On the plus side, issuers riding the wave of interest in ESG investments have added a boost to the market.
“Among social housing providers, there actually have been quite a few new issuers requesting ratings,” said S&P analyst David Greenblatt. “This is mostly in response to accessing the capital markets for financing their development activity, rather than paying the higher rates to traditional investors.”
The ESG influence on the real estate market rolled into the Big Apple last fall as New York City issued $400 million in taxable general obligation social bonds to finance affordable housing. “For housing issuers, the social bond label fits neatly into their wheelhouse of the markets and households they serve,” said Zucker.
The report also explored the complicated relationship between housing finance agencies who control where HUD funds are allocated, bonds, and the to-be-announced market where a price is agreed on for funding, but the financial instrument remains a mystery until settlement day. S&P believes that most HFAs moved from bond financing to TBAs to finance single family rentals following the global financial crisis.
As the money supply has tightened, TBA’s are losing their advantage over bonds. Per the report, “We saw a noticeable uptick in bond issuance in the second half of 2022 that we expect will continue into 2023. This increase will add to HFAs’ already large asset portfolios, last year a robust $4.03 billion on average. For those HFAs switching to bonds from TBA, we expect to see a decrease in their ROA, as assets increase, and returns are constrained by tax compliance rules.”

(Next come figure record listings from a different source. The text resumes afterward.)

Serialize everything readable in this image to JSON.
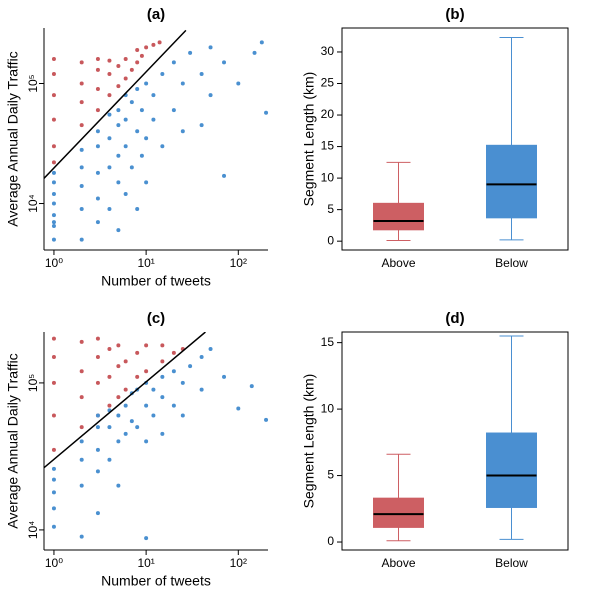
{
  "chart_data": [
    {
      "type": "scatter",
      "title": "(a)",
      "xlabel": "Number of tweets",
      "ylabel": "Average Annual Daily Traffic",
      "xlog": true,
      "ylog": true,
      "xlim": [
        0.78,
        210
      ],
      "ylim": [
        4100,
        290000
      ],
      "xticks": [
        {
          "value": 1,
          "label": "10⁰"
        },
        {
          "value": 10,
          "label": "10¹"
        },
        {
          "value": 100,
          "label": "10²"
        }
      ],
      "yticks": [
        {
          "value": 10000,
          "label": "10⁴"
        },
        {
          "value": 100000,
          "label": "10⁵"
        }
      ],
      "line": {
        "color": "#000000",
        "x": [
          0.78,
          27
        ],
        "y": [
          16200,
          277000
        ]
      },
      "series": [
        {
          "color": "#c8585c",
          "x": [
            1,
            1,
            1,
            1,
            1,
            1,
            2,
            2,
            2,
            2,
            3,
            3,
            3,
            3,
            4,
            4,
            4,
            5,
            5,
            6,
            6,
            7,
            8,
            8,
            9,
            10,
            12,
            14
          ],
          "y": [
            30000,
            50000,
            80000,
            120000,
            160000,
            22000,
            45000,
            70000,
            100000,
            150000,
            60000,
            90000,
            130000,
            160000,
            80000,
            120000,
            155000,
            95000,
            140000,
            110000,
            160000,
            130000,
            150000,
            190000,
            170000,
            200000,
            210000,
            220000
          ]
        },
        {
          "color": "#4a90d0",
          "x": [
            1,
            1,
            1,
            1,
            1,
            1,
            1,
            1,
            2,
            2,
            2,
            2,
            2,
            3,
            3,
            3,
            3,
            3,
            4,
            4,
            4,
            4,
            5,
            5,
            5,
            5,
            5,
            6,
            6,
            6,
            6,
            7,
            7,
            8,
            8,
            8,
            9,
            9,
            10,
            10,
            10,
            12,
            12,
            15,
            15,
            20,
            20,
            25,
            25,
            30,
            40,
            40,
            50,
            50,
            70,
            70,
            100,
            150,
            180,
            200
          ],
          "y": [
            5000,
            6500,
            8000,
            10000,
            12000,
            15000,
            18000,
            7000,
            5000,
            9000,
            14000,
            20000,
            28000,
            7000,
            11000,
            18000,
            30000,
            40000,
            9000,
            20000,
            35000,
            55000,
            6000,
            15000,
            25000,
            45000,
            60000,
            12000,
            30000,
            50000,
            80000,
            20000,
            70000,
            9000,
            40000,
            90000,
            25000,
            60000,
            15000,
            35000,
            100000,
            50000,
            80000,
            30000,
            120000,
            60000,
            150000,
            100000,
            40000,
            180000,
            45000,
            120000,
            200000,
            80000,
            17000,
            150000,
            100000,
            180000,
            220000,
            57000
          ]
        }
      ]
    },
    {
      "type": "box",
      "title": "(b)",
      "ylabel": "Segment Length (km)",
      "categories": [
        "Above",
        "Below"
      ],
      "ylim": [
        -1.4,
        33.8
      ],
      "yticks": [
        0,
        5,
        10,
        15,
        20,
        25,
        30
      ],
      "colors": [
        "#cd5f63",
        "#4a8fd1"
      ],
      "min": [
        0.1,
        0.2
      ],
      "q1": [
        1.8,
        3.7
      ],
      "median": [
        3.2,
        9.0
      ],
      "q3": [
        6.0,
        15.2
      ],
      "max": [
        12.5,
        32.3
      ]
    },
    {
      "type": "scatter",
      "title": "(c)",
      "xlabel": "Number of tweets",
      "ylabel": "Average Annual Daily Traffic",
      "xlog": true,
      "ylog": true,
      "xlim": [
        0.78,
        210
      ],
      "ylim": [
        7300,
        222000
      ],
      "xticks": [
        {
          "value": 1,
          "label": "10⁰"
        },
        {
          "value": 10,
          "label": "10¹"
        },
        {
          "value": 100,
          "label": "10²"
        }
      ],
      "yticks": [
        {
          "value": 10000,
          "label": "10⁴"
        },
        {
          "value": 100000,
          "label": "10⁵"
        }
      ],
      "line": {
        "color": "#000000",
        "x": [
          0.78,
          44
        ],
        "y": [
          26500,
          222000
        ]
      },
      "series": [
        {
          "color": "#c8585c",
          "x": [
            1,
            1,
            1,
            1,
            1,
            2,
            2,
            2,
            2,
            3,
            3,
            3,
            3,
            4,
            4,
            4,
            5,
            5,
            5,
            6,
            6,
            8,
            8,
            10,
            10,
            15,
            15,
            20,
            25
          ],
          "y": [
            35000,
            60000,
            100000,
            150000,
            200000,
            50000,
            80000,
            120000,
            190000,
            60000,
            100000,
            150000,
            200000,
            70000,
            110000,
            170000,
            80000,
            130000,
            180000,
            90000,
            140000,
            110000,
            160000,
            120000,
            180000,
            140000,
            180000,
            160000,
            170000
          ]
        },
        {
          "color": "#4a90d0",
          "x": [
            1,
            1,
            1,
            1,
            1,
            2,
            2,
            2,
            2,
            3,
            3,
            3,
            3,
            3,
            4,
            4,
            4,
            5,
            5,
            5,
            6,
            6,
            7,
            7,
            8,
            8,
            10,
            10,
            10,
            10,
            12,
            12,
            15,
            15,
            15,
            20,
            20,
            25,
            25,
            30,
            40,
            40,
            50,
            70,
            100,
            140,
            200
          ],
          "y": [
            10500,
            14000,
            18000,
            22000,
            26000,
            9000,
            20000,
            30000,
            40000,
            13000,
            25000,
            35000,
            50000,
            60000,
            30000,
            50000,
            65000,
            20000,
            40000,
            60000,
            45000,
            70000,
            55000,
            85000,
            50000,
            90000,
            8800,
            40000,
            70000,
            100000,
            60000,
            90000,
            45000,
            80000,
            110000,
            70000,
            120000,
            60000,
            100000,
            130000,
            90000,
            150000,
            170000,
            110000,
            67000,
            95000,
            56000
          ]
        }
      ]
    },
    {
      "type": "box",
      "title": "(d)",
      "ylabel": "Segment Length (km)",
      "categories": [
        "Above",
        "Below"
      ],
      "ylim": [
        -0.6,
        15.8
      ],
      "yticks": [
        0,
        5,
        10,
        15
      ],
      "colors": [
        "#cd5f63",
        "#4a8fd1"
      ],
      "min": [
        0.1,
        0.2
      ],
      "q1": [
        1.1,
        2.6
      ],
      "median": [
        2.1,
        5.0
      ],
      "q3": [
        3.3,
        8.2
      ],
      "max": [
        6.6,
        15.5
      ]
    }
  ]
}
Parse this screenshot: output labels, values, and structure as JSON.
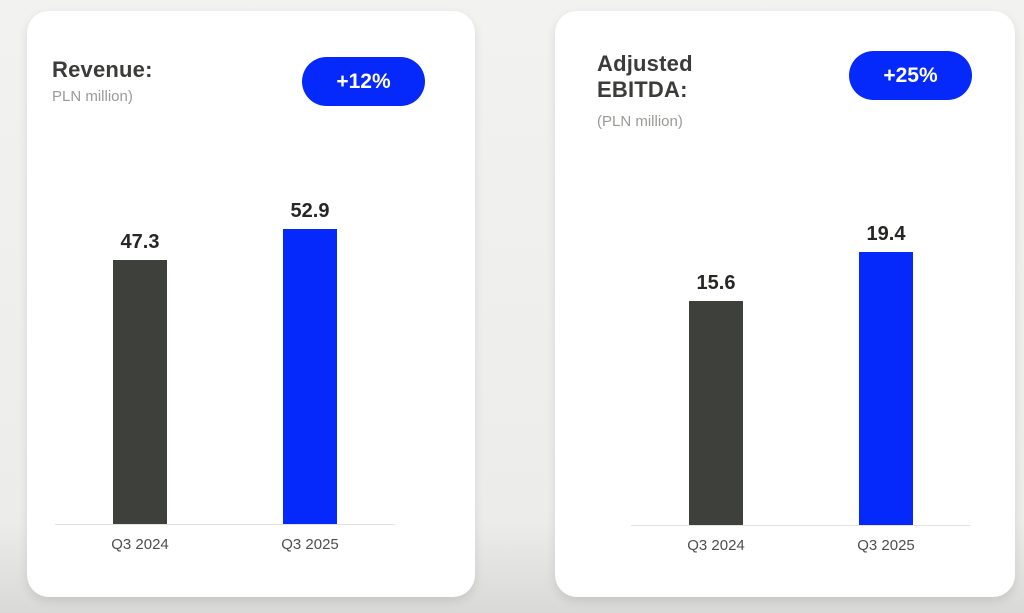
{
  "page": {
    "background_top": "#f2f2f1",
    "background_bottom": "#d9d9d8"
  },
  "colors": {
    "accent_blue": "#0629fb",
    "bar_dark": "#3e403b",
    "card_background": "#ffffff",
    "title_text": "#3b3b39",
    "subtitle_text": "#9a9a97",
    "value_label_text": "#262624",
    "category_text": "#4e4e4e",
    "badge_text": "#ffffff",
    "baseline": "#e3e3e1"
  },
  "cards": [
    {
      "title": "Revenue:",
      "subtitle": "PLN million)",
      "badge": "+12%"
    },
    {
      "title": "Adjusted EBITDA:",
      "subtitle": "(PLN million)",
      "badge": "+25%"
    }
  ],
  "chart_data": [
    {
      "type": "bar",
      "title": "Revenue:",
      "subtitle": "PLN million)",
      "categories": [
        "Q3 2024",
        "Q3 2025"
      ],
      "values": [
        47.3,
        52.9
      ],
      "value_labels": [
        "47.3",
        "52.9"
      ],
      "bar_colors": [
        "#3e403b",
        "#0629fb"
      ],
      "change_badge": "+12%",
      "xlabel": "",
      "ylabel": "",
      "ylim": [
        0,
        60
      ],
      "grid": false,
      "legend": false
    },
    {
      "type": "bar",
      "title": "Adjusted EBITDA:",
      "subtitle": "(PLN million)",
      "categories": [
        "Q3 2024",
        "Q3 2025"
      ],
      "values": [
        15.6,
        19.4
      ],
      "value_labels": [
        "15.6",
        "19.4"
      ],
      "bar_colors": [
        "#3e403b",
        "#0629fb"
      ],
      "change_badge": "+25%",
      "xlabel": "",
      "ylabel": "",
      "ylim": [
        0,
        21
      ],
      "grid": false,
      "legend": false
    }
  ]
}
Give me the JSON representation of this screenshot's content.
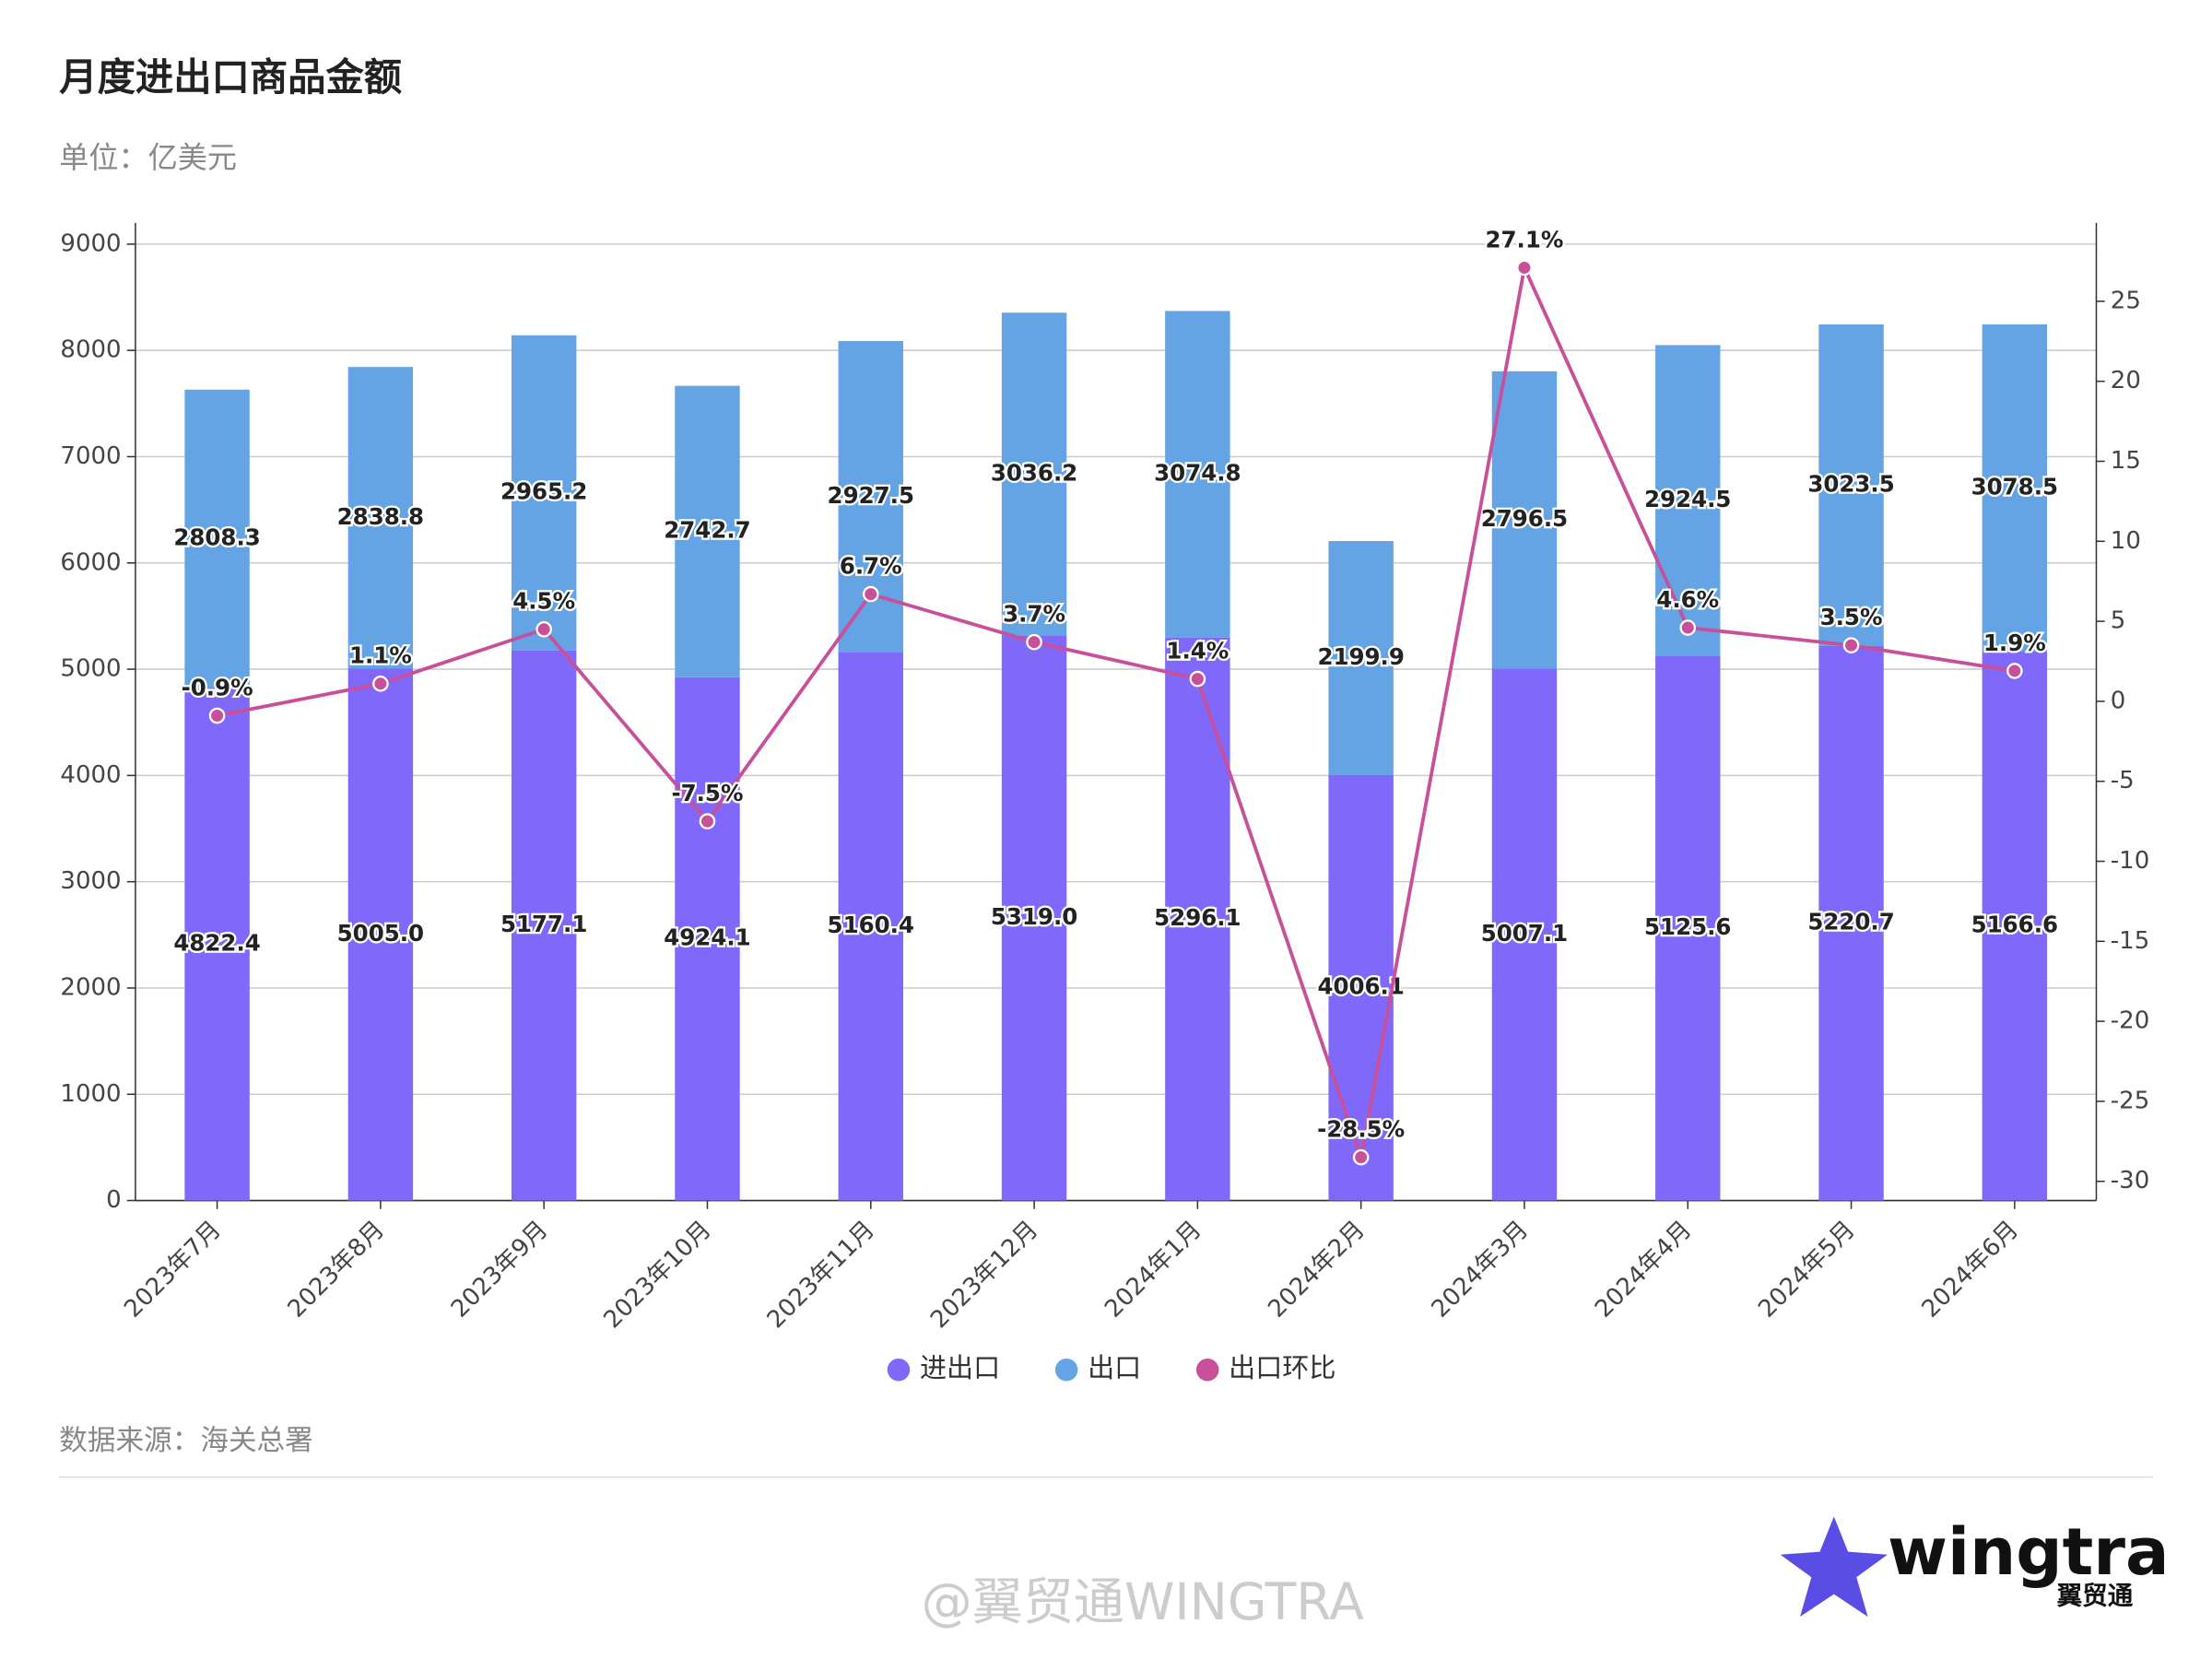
{
  "chart_data": {
    "type": "bar_line",
    "title": "月度进出口商品金额",
    "subtitle": "单位：亿美元",
    "source": "数据来源：海关总署",
    "categories": [
      "2023年7月",
      "2023年8月",
      "2023年9月",
      "2023年10月",
      "2023年11月",
      "2023年12月",
      "2024年1月",
      "2024年2月",
      "2024年3月",
      "2024年4月",
      "2024年5月",
      "2024年6月"
    ],
    "series": [
      {
        "name": "进出口",
        "color": "#8068fb",
        "type": "bar",
        "values": [
          4822.4,
          5005.0,
          5177.1,
          4924.1,
          5160.4,
          5319.0,
          5296.1,
          4006.1,
          5007.1,
          5125.6,
          5220.7,
          5166.6
        ],
        "value_labels": [
          "4822.4",
          "5005.0",
          "5177.1",
          "4924.1",
          "5160.4",
          "5319.0",
          "5296.1",
          "4006.1",
          "5007.1",
          "5125.6",
          "5220.7",
          "5166.6"
        ]
      },
      {
        "name": "出口",
        "color": "#64a4e4",
        "type": "bar",
        "values": [
          2808.3,
          2838.8,
          2965.2,
          2742.7,
          2927.5,
          3036.2,
          3074.8,
          2199.9,
          2796.5,
          2924.5,
          3023.5,
          3078.5
        ]
      },
      {
        "name": "出口环比",
        "color": "#c8509b",
        "type": "line",
        "axis": "y2",
        "values": [
          -0.9,
          1.1,
          4.5,
          -7.5,
          6.7,
          3.7,
          1.4,
          -28.5,
          27.1,
          4.6,
          3.5,
          1.9
        ],
        "value_labels": [
          "-0.9%",
          "1.1%",
          "4.5%",
          "-7.5%",
          "6.7%",
          "3.7%",
          "1.4%",
          "-28.5%",
          "27.1%",
          "4.6%",
          "3.5%",
          "1.9%"
        ]
      }
    ],
    "ylim": [
      0,
      9200
    ],
    "yticks": [
      0,
      1000,
      2000,
      3000,
      4000,
      5000,
      6000,
      7000,
      8000,
      9000
    ],
    "y2lim": [
      -31.2,
      29.9
    ],
    "y2ticks": [
      -30,
      -25,
      -20,
      -15,
      -10,
      -5,
      0,
      5,
      10,
      15,
      20,
      25
    ],
    "grid": true,
    "legend": "bottom"
  },
  "branding": {
    "logo": "wingtra",
    "logo_sub": "翼贸通",
    "watermark": "@翼贸通WINGTRA"
  }
}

The vexing problems of spiraling new home prices and landlords looking to get even by boosting rents has also caught the attention of the White House. On Wednesday the Biden Administration released two missives attempting to address affordability issues. The Blueprint for a Renter’s Bill of Rights is designed to help tenants stay in their affordable units. The blueprint is backed up by a call-to action factsheet.